Now that I think about it, the GPIO 7 resistor could maybe stay as it is. First try smaller resistors until the pi stays powered off with a connected battery. Then connect GPIO 7 and test, if everything works as intended.
One more thing you could test: Try to remove the resistor and add a bridge/jumper instead and check, if it stays off (just don't press the switch, otherwise you will short your PSU). Just want to make sure, that the connection is really working.
It does indeed stay off if I bridge the connections. That said, I finally have some results. I’ve used 2.2k, 2k, 1.5k, 1k. 2.2k, Pi comes right on. 2.0k stays off BUT I can’t power the Pi on now with pin 7. I’m now going to stack up some values < 1k and see if I can get it to power back up.
Well scratch that. 2k resistor keeps the pi down until a press of the tactile button. But get this, on long press shut down, the pi still stays halted and the PSU still remains live! Back to square one?
Just for my understanding: with 2k the pi stays powered off and on button press it powers on correctly, but the shutdown does still not work?
Yes, exactly!
Ok, at least the powering on works as it should now :) I am again just guessing, but: It sounds like we don't get the EN Pin pulled down enough with the 2k resistor and that the remaining voltage on the GPIO 7 in the halted state is enough to keep it HIGH. Maybe we can fix this with a higher resistor at the GPIO 7 pin? Maybe 100k instead of 10k?

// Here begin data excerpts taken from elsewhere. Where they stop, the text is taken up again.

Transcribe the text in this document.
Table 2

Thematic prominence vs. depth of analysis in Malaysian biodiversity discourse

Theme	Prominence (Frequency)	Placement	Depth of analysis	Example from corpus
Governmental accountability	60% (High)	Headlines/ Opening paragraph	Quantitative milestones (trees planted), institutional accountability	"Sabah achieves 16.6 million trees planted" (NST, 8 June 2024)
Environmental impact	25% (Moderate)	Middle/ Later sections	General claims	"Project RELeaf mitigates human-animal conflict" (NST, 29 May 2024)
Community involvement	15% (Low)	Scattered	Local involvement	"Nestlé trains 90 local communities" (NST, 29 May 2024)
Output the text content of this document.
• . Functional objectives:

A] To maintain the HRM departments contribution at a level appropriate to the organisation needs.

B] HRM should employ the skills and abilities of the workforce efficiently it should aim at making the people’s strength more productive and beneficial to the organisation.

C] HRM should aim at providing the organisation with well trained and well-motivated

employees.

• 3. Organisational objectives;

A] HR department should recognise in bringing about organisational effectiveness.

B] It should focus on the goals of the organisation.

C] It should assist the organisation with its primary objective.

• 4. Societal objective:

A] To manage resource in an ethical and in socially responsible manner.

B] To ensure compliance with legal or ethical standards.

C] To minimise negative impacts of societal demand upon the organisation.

That makes sense. 100k isn’t doing the trick but I’ll keep testing >. I almost thought it worked but it turned out I touched both ends of the resistor which powered down the Pi. Getting closer though.
Maybe you could also try to get smaller than 2k on the EN pin <-> gnd resistor. To do a "harder" pull to ground.
Seems like nothing lower than 2k wants work and anything higher powers the Pi right on.
With "Seems like nothing lower than 2k wants work" you mean the powering on works as intended, but the powering off not?
What I meant was, when I use a smaller than 2k resistor between EN and GND, the pi won't power on with a button press. 2k seemed to be the sweet spot.
Ok, did you try anything >100k on the GPIO 7 together with the 2k?
Not yet but I plan to tomorrow. I feel like it's very close if I can just figure out the shutdown.
This isn't really an issue but more of a help request. I'm trying to apply your shutdown circuit to Helder's RetroPSU, which is similar to Adafruits PowerBoost 1000c. It has an EN pin that functions just like the PowerBoost. The problem I'm running into is once the "power" button is pressed, the system halts at "reboot: System halted", meaning it's ready to be rebooted/shutdown but the circuit doesn't seem to send the EN pin to ground to shut down the boost. If I short EN to GND manually, it shuts down. I've triple checked the circuit and I've wired it correctly. The Pi is running on RetroPie with SPI on and your other config.txt values. I manually installed WiringPi as well since it's a dependency on the retropower application. Any help you can offer is appreciated.